Plant and animal groups on islands often undergo radiations – where one species rapidly evolves into many species that may live in different environments. On islands there are usually few plant and animal types, which reduces competition. Also, mountainous island archipelagos offer diverse habitats where new species can evolve.
New Zealand lost most of its Gondwanan plants and animals progressively as it sank into the ocean. Around 30 million years ago, the land area was probably less than 20% of its current size. Many groups of plants and animals became extinct or were greatly reduced. This was an advantage to species that persisted or were new to arrive.
For example, from a single moa ancestor, which lived around 30 million years ago, at least 10 moa species evolved. They differed in form and size (20–250 kilograms), and were present in all habitats from alpine zones to the coast.

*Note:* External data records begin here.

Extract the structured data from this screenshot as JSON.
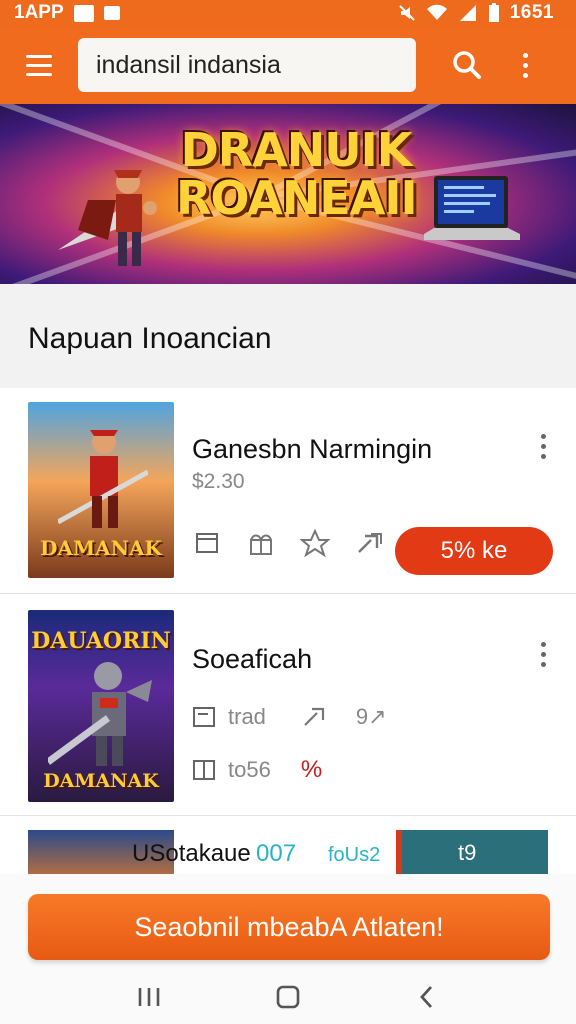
{
  "status_bar": {
    "carrier": "1APP",
    "time": "1651",
    "icons": [
      "image-icon",
      "mail-icon",
      "mute-icon",
      "wifi-icon",
      "signal-icon",
      "battery-icon"
    ]
  },
  "toolbar": {
    "search_value": "indansil indansia",
    "icons": [
      "menu-icon",
      "search-icon",
      "more-vert-icon"
    ]
  },
  "banner": {
    "title": "DRANUIK ROANEAII"
  },
  "section": {
    "title": "Napuan Inoancian"
  },
  "items": [
    {
      "title": "Ganesbn Narmingin",
      "price": "$2.30",
      "thumb_title": "DAMANAK",
      "buy_label": "5% ke",
      "actions": [
        "card-icon",
        "gift-icon",
        "star-icon",
        "share-icon"
      ]
    },
    {
      "title": "Soeaficah",
      "thumb_title_top": "DAUAORIN",
      "thumb_title_bottom": "DAMANAK",
      "meta": [
        {
          "icon": "card-icon",
          "text": "trad"
        },
        {
          "icon": "share-icon",
          "text": "9↗"
        },
        {
          "icon": "book-icon",
          "text": "to56"
        },
        {
          "icon": "",
          "text": "%"
        }
      ]
    },
    {
      "label": "USotakaue",
      "count": "007",
      "tag": "foUs2",
      "box_text": "t9"
    }
  ],
  "cta": {
    "label": "Seaobnil mbeabA Atlaten!"
  },
  "colors": {
    "accent": "#f06b1e",
    "buy_button": "#e23a14",
    "teal": "#29b3c8"
  }
}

Insect groups have also radiated into many specialised forms. Examples include cicadas (40 species) and wētā (70 species), which have species in all habitats from the seashore to mountain tops.
Reasons for radiation
For many plant and animal groups the opportunity to radiate was provided by three factors:
- New Zealand's fragmentation into islands (about 30 million years ago)
- the cooling climate (from about 10 million years ago)
- the increasingly mountainous landscapes (from about 5 million years ago).
Examples of radiation and adaptation
Parrots and parakeets have adapted to New Zealand’s alpine and subantarctic environments. The world’s most southerly parrots and parakeets live on the subantarctic islands, and the kea is an alpine parrot.
New Zealand lizards are unusual in their tolerance of cool climates, having specific adaptations such as giving birth to live young (rather than laying eggs). Insects such as cicadas have invaded the alpine zone, which they do not do in other countries.
Many new, species-rich groups appear to have originated from long-distance dispersal. The herb Epilobium, originally from North America, arrived recently – probably in the last 3 million years. More than 40 species have radiated into numerous open and mountainous habitats. Ranunculus (buttercups), a diverse group found in mountains and subantarctic islands, arrived only 5 million years ago, and now there are more than 40 species with highly variable leaves.
Few of New Zealand’s plants and animals appear to be ancient remnants from Gondwana. Arrivals during the past 85 million years have rapidly evolved and radiated into different habitats and form many of the native land species.